Vem a propósito do que ando a ler, o último livro do grande Mia Couto: “O outro pé da sereia”, como sempre na ‘Caminho’ (foto gamada aqui). Se passeio pelas folhas fascinado pelas montras que me dão, se as personagens se entranham e delas nascem eus e eu sou eles, mergulho nas identidades e acarinho as tantas empatias que nascem (obrigado Mia: é tão bom ler o com que nos identificamos, e leitor-personagem abstraem-se do mais e Vivem concubinos na leitura…: e consegue-lo, eu senti-o), logo ao fascínio nasce a tristeza e pouso-o, para reflectir na redescoberta duma verdade que me é triste por selo autenticador de desilusões: eu não sou capaz de escrever assim, um romance, na minha pressa de ‘escritor da net’, posts de blogues e quejandos, já tinha rematado com dois lacinhos a estória e ficava satisfeito com o resultado, mais ainda se fosse em momento afortunado que desse uma escrita tão bonita como a que o Mia, mais meia dúzia de páginas em outra meia dúzia, dá a ler e delicia quem as lê. No prazer do leitor a obra alheia está a frustração dele, escritor, quando vê e percebe que nunca conseguirá fazê-lo ‘assim’, que não passa dum pintor naif e amador, para sempre meia dúzia de amigos e outra de desconhecidos que o lêem.

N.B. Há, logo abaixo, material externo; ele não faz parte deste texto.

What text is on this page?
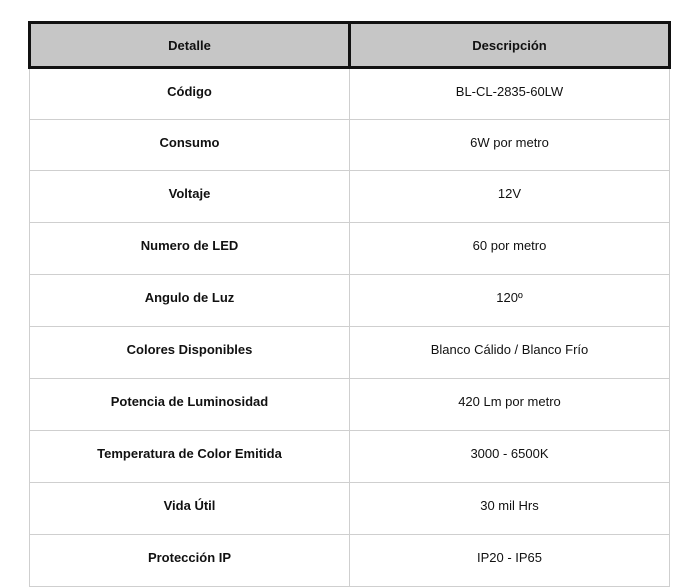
Detalle	Descripción
Código	BL-CL-2835-60LW
Consumo	6W por metro
Voltaje	12V
Numero de LED	60 por metro
Angulo de Luz	120º
Colores Disponibles	Blanco Cálido / Blanco Frío
Potencia de Luminosidad	420 Lm por metro
Temperatura de Color Emitida	3000 - 6500K
Vida Útil	30 mil Hrs
Protección IP	IP20 - IP65
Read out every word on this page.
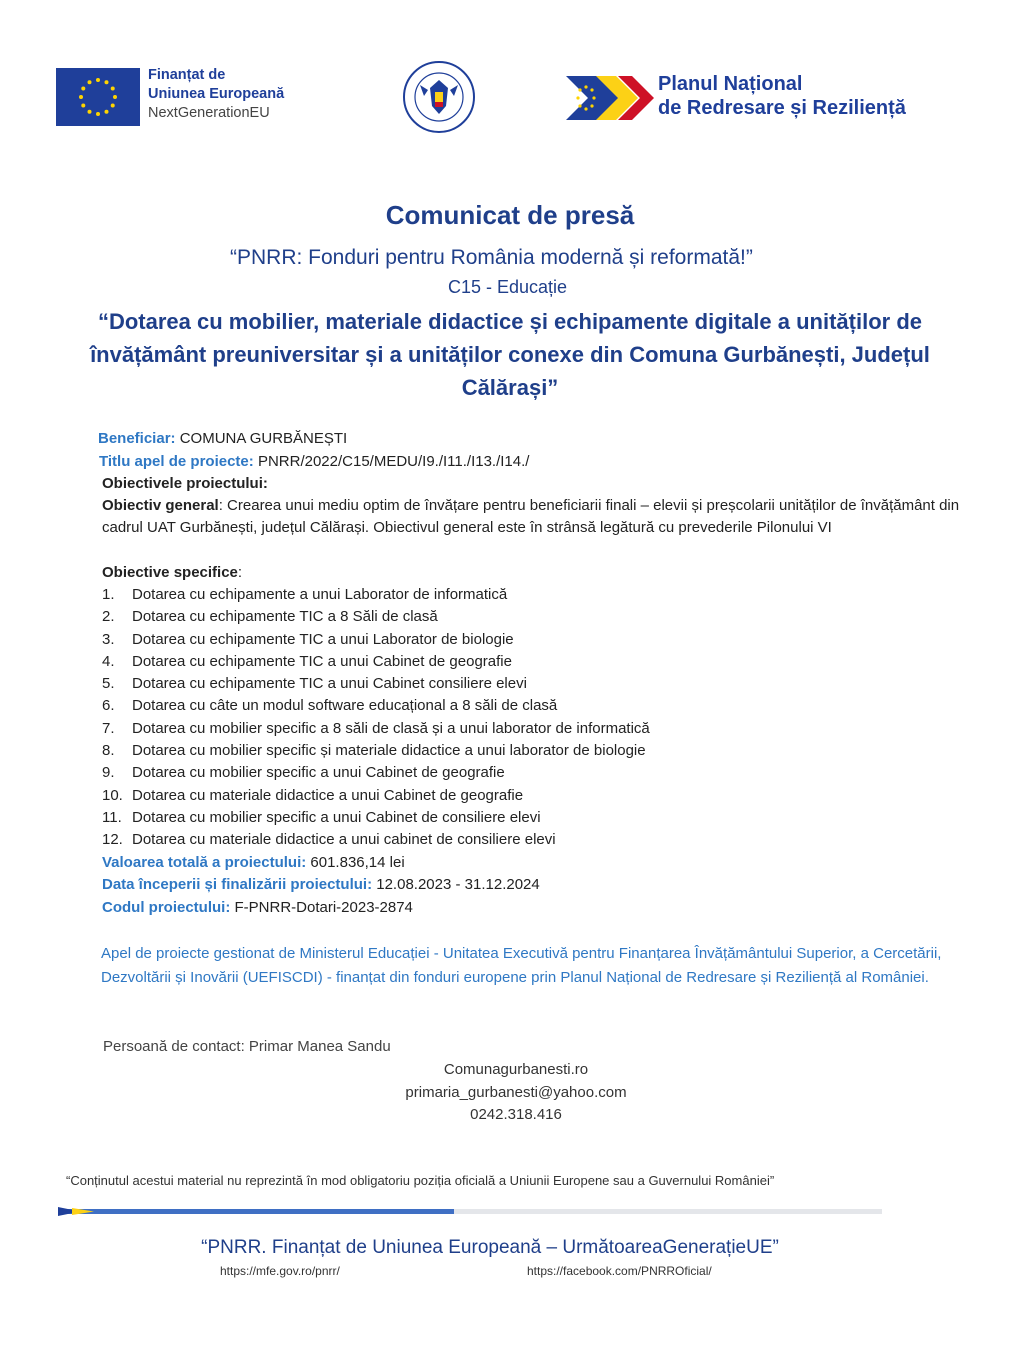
Finanțat de
Uniunea Europeană
NextGenerationEU
Planul Național
de Redresare și Reziliență
Comunicat de presă
“PNRR: Fonduri pentru România modernă și reformată!”
C15 - Educație
“Dotarea cu mobilier, materiale didactice și echipamente digitale a unităților de învățământ preuniversitar și a unităților conexe din Comuna Gurbănești, Județul Călărași”
Beneficiar: COMUNA GURBĂNEȘTI
Titlu apel de proiecte: PNRR/2022/C15/MEDU/I9./I11./I13./I14./
Obiectivele proiectului:
Obiectiv general: Crearea unui mediu optim de învățare pentru beneficiarii finali – elevii și preșcolarii unităților de învățământ din cadrul UAT Gurbănești, județul Călărași. Obiectivul general este în strânsă legătură cu prevederile Pilonului VI
Obiective specifice:
1. Dotarea cu echipamente a unui Laborator de informatică
2. Dotarea cu echipamente TIC a 8 Săli de clasă
3. Dotarea cu echipamente TIC a unui Laborator de biologie
4. Dotarea cu echipamente TIC a unui Cabinet de geografie
5. Dotarea cu echipamente TIC a unui Cabinet consiliere elevi
6. Dotarea cu câte un modul software educațional a 8 săli de clasă
7. Dotarea cu mobilier specific a 8 săli de clasă și a unui laborator de informatică
8. Dotarea cu mobilier specific și materiale didactice a unui laborator de biologie
9. Dotarea cu mobilier specific a unui Cabinet de geografie
10. Dotarea cu materiale didactice a unui Cabinet de geografie
11. Dotarea cu mobilier specific a unui Cabinet de consiliere elevi
12. Dotarea cu materiale didactice a unui cabinet de consiliere elevi
Valoarea totală a proiectului: 601.836,14 lei
Data începerii și finalizării proiectului: 12.08.2023 - 31.12.2024
Codul proiectului: F-PNRR-Dotari-2023-2874
Apel de proiecte gestionat de Ministerul Educației - Unitatea Executivă pentru Finanțarea Învățământului Superior, a Cercetării, Dezvoltării și Inovării (UEFISCDI) - finanțat din fonduri europene prin Planul Național de Redresare și Reziliență al României.
Persoană de contact: Primar Manea Sandu
Comunagurbanesti.ro
primaria_gurbanesti@yahoo.com
0242.318.416
“Conținutul acestui material nu reprezintă în mod obligatoriu poziția oficială a Uniunii Europene sau a Guvernului României”
“PNRR. Finanțat de Uniunea Europeană – UrmătoareaGenerațieUE”
https://mfe.gov.ro/pnrr/	https://facebook.com/PNRROficial/
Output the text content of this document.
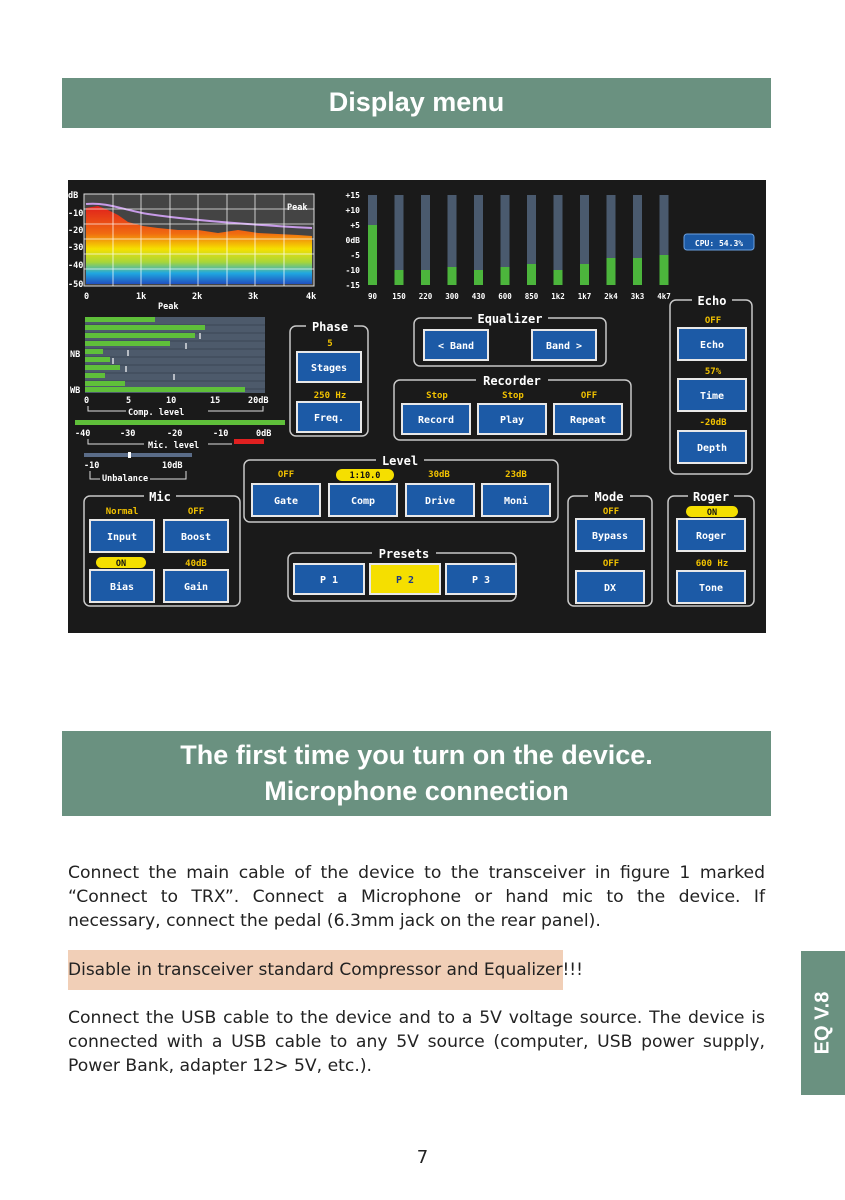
Display menu
dB
-10
-20
-30
-40
-50
0	1k	2k	3k	4k
Peak
Peak
+15
+10
+5
0dB
-5
-10
-15
90 150 220 300 430 600 850 1k2 1k7 2k4 3k3 4k7
CPU: 54.3%
NB
WB
0	5	10	15	20dB
Comp. level
-40	-30	-20	-10	0dB
Mic. level
-10	10dB
Unbalance
Phase
Equalizer
Recorder
Echo
Level
Mic
Presets
Mode	Roger
5
250 Hz	Stop	Stop	OFF
OFF
57%
-20dB
OFF	30dB	23dB
Normal	OFF
40dB
OFF
OFF	600 Hz
1:10.0
ON
ON
Stages
Freq.
< Band	Band >
Record	Play	Repeat
Echo
Time
Depth
Gate	Comp	Drive	Moni
Input	Boost
Bias	Gain
P 1	P 2	P 3
Bypass
DX
Roger
Tone
The first time you turn on the device.
Microphone connection
Connect the main cable of the device to the transceiver in figure 1 marked “Connect to TRX”. Connect a Microphone or hand mic to the device. If necessary, connect the pedal (6.3mm jack on the rear panel).
Disable in transceiver standard Compressor and Equalizer!!!
Connect the USB cable to the device and to a 5V voltage source. The device is connected with a USB cable to any 5V source (computer, USB power supply, Power Bank, adapter 12> 5V, etc.).
7
EQ V.8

Neste, e para já (já ultrapassei um bom bocado o meio), acho que o autor buscou outros caminhos de escrever e saiu contido no seu reinventar da Língua, a tal já velha menção quando se refere a obra de Mia Couto: a outorga pela escrita de novos vocábulos já existentes no linguarejar popular, além dos muitos por certo por si criados com a alegria malandra de quem dum lego brinca à construção dum universo-brinquedo, fugindo à bocejante figura prevista ao construir peça a peça, palavra a palavra, universos novos em palavras novas, tão simples, tão lógicas e naturais que nos espantamos em como antes não tinham sido lembradas, escritas, registadas. É o seu fascínio e a ele, Autor, também alguma coceira trará pois ele sabe que, cada livro novo, cada texto novo, há sempre uma grande curiosidade no seu leitor, até expectativa, em que novas fórmulas haverá para numa palavra só explicar o insondável do antes relatado em complicados adjectivos e fórmulas ‘clássicas’: restar-lhe-á sempre a vontade de surpreender (e surpreender-se?) no “fazer da outra forma”(*) e, também, agradar: talvez como o actor de cinema que demais veste o mesmo personagem e, um dia, busca a afirmação fora dele.

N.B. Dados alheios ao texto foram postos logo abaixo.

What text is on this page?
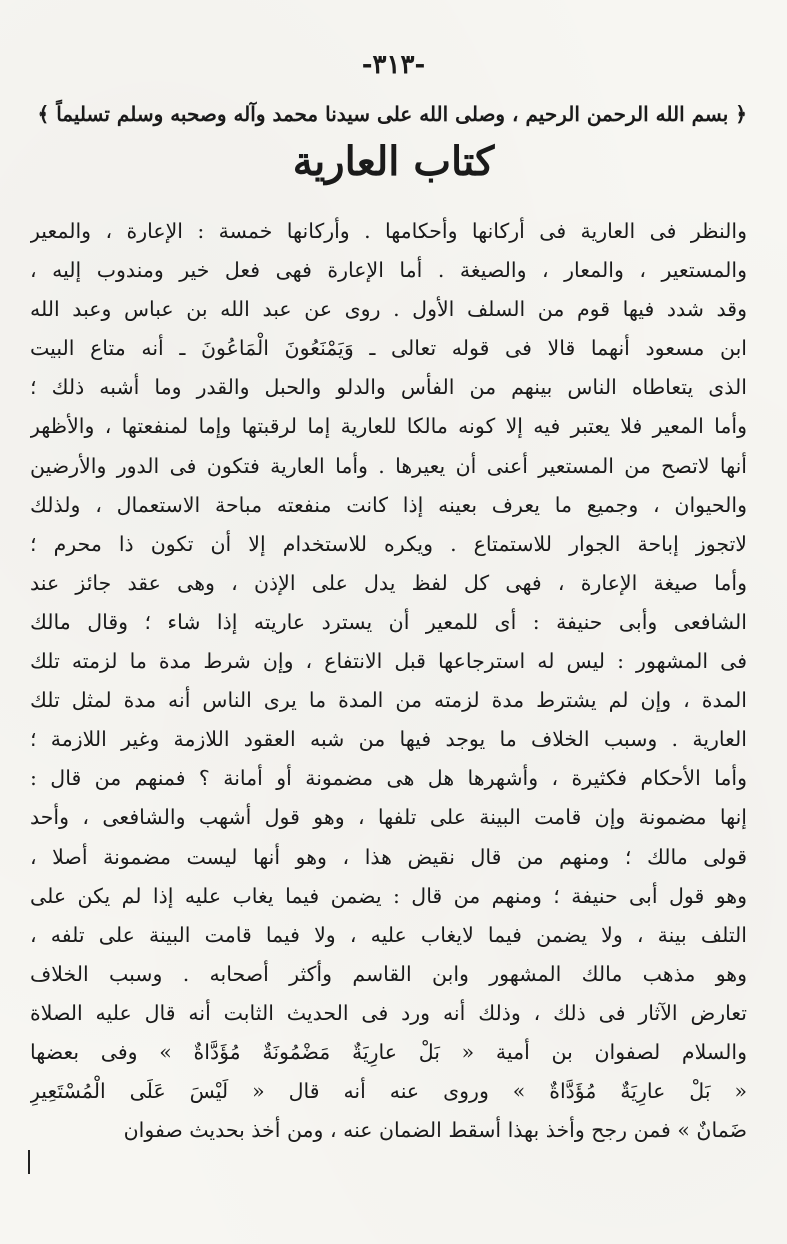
-٣١٣-
﴿ بسم الله الرحمن الرحيم ، وصلى الله على سيدنا محمد وآله وصحبه وسلم تسليماً ﴾
كتاب العارية
والنظر فى العارية فى أركانها وأحكامها . وأركانها خمسة : الإعارة ، والمعير
والمستعير ، والمعار ، والصيغة . أما الإعارة فهى فعل خير ومندوب إليه ،
وقد شدد فيها قوم من السلف الأول . روى عن عبد الله بن عباس وعبد الله
ابن مسعود أنهما قالا فى قوله تعالى ـ وَيَمْنَعُونَ الْمَاعُونَ ـ أنه متاع البيت
الذى يتعاطاه الناس بينهم من الفأس والدلو والحبل والقدر وما أشبه ذلك ؛
وأما المعير فلا يعتبر فيه إلا كونه مالكا للعارية إما لرقبتها وإما لمنفعتها ، والأظهر
أنها لاتصح من المستعير أعنى أن يعيرها . وأما العارية فتكون فى الدور والأرضين
والحيوان ، وجميع ما يعرف بعينه إذا كانت منفعته مباحة الاستعمال ، ولذلك
لاتجوز إباحة الجوار للاستمتاع . ويكره للاستخدام إلا أن تكون ذا محرم ؛
وأما صيغة الإعارة ، فهى كل لفظ يدل على الإذن ، وهى عقد جائز عند
الشافعى وأبى حنيفة : أى للمعير أن يسترد عاريته إذا شاء ؛ وقال مالك
فى المشهور : ليس له استرجاعها قبل الانتفاع ، وإن شرط مدة ما لزمته تلك
المدة ، وإن لم يشترط مدة لزمته من المدة ما يرى الناس أنه مدة لمثل تلك
العارية . وسبب الخلاف ما يوجد فيها من شبه العقود اللازمة وغير اللازمة ؛
وأما الأحكام فكثيرة ، وأشهرها هل هى مضمونة أو أمانة ؟ فمنهم من قال :
إنها مضمونة وإن قامت البينة على تلفها ، وهو قول أشهب والشافعى ، وأحد
قولى مالك ؛ ومنهم من قال نقيض هذا ، وهو أنها ليست مضمونة أصلا ،
وهو قول أبى حنيفة ؛ ومنهم من قال : يضمن فيما يغاب عليه إذا لم يكن على
التلف بينة ، ولا يضمن فيما لايغاب عليه ، ولا فيما قامت البينة على تلفه ،
وهو مذهب مالك المشهور وابن القاسم وأكثر أصحابه . وسبب الخلاف
تعارض الآثار فى ذلك ، وذلك أنه ورد فى الحديث الثابت أنه قال عليه الصلاة
والسلام لصفوان بن أمية « بَلْ عارِيَةٌ مَضْمُونَةٌ مُؤَدَّاةٌ » وفى بعضها
« بَلْ عارِيَةٌ مُؤَدَّاةٌ » وروى عنه أنه قال « لَيْسَ عَلَى الْمُسْتَعِيرِ
ضَمانٌ » فمن رجح وأخذ بهذا أسقط الضمان عنه ، ومن أخذ بحديث صفوان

Neste romance a escrita do Mia é por aí mais contida: o retrato popular, feliz, é descrito em forma tão escorreita, tão fluida, que os tais verbos ‘novos’, as palavras reinventadas, surgem com a naturalidade dos momentos em que eles são os únicos lá capazes, e não existem muitos que façam soltar a gargalhada “mas este! o que ele se foi lembrar! eheh”: há óbvia evidência na sua utilização e segue-se o texto sem que a “nova palavra” em muito dele desvie atenções: romance bem esgalhado, e não ele e mais meio ensaio linguístico. Consegue-o, se é o desejado emancipa-se e a escrita universaliza-se no padrão da língua comum, trejeitos locais e pessoais preservados com gosto e arte, mas mais escorreita dos tais ‘carimbos’ pessoais da obra anterior.
Voltando ao romance que leio: como disse eu agora sou um leitor lento, seja do que for. Acresce que os livros do Mia Couto, habitualmente, passeiam na mesa de cabeceira, no porta luvas do carro, a tal reinvenção da língua costuma fazer-me demorá-los com devaneios em volta duma expressão, mais além do narrado, a trama e os seus cheiros seguidos mas em concorrência com o abismar paralelo, o cavalgar as vias abertas por uma escrita que tem momentos em que se sobrepõe em interesse ao enredo quase página a página. Por isso os livros do Mia sempre foram degustados mais vagarosamente, mesmo no tempo em que era um glutão e lia meio metro de livros por mês. Zero Madzero e o burro N’bomgolo, a ninfa Mwadia, Zeca Matambira o barbeiro boxeur, Justiniano Rodrigues o goês alfaiate reformado, Dia Kumari e Nsundi, viajantes do futuro... as personagens encavalitam-se nas folhas e em mim, entrecruzam emoções, sentires, invejo-as pois na sua simplicidade está a felicidade: o Autor fez(-me) um livro que se apoderou de mim, leitor, magnânimo deixou-me entrar nas páginas e, nas personagens, viver lendo o mundo perfeito de Vila Longe, etéreo viver porque simples.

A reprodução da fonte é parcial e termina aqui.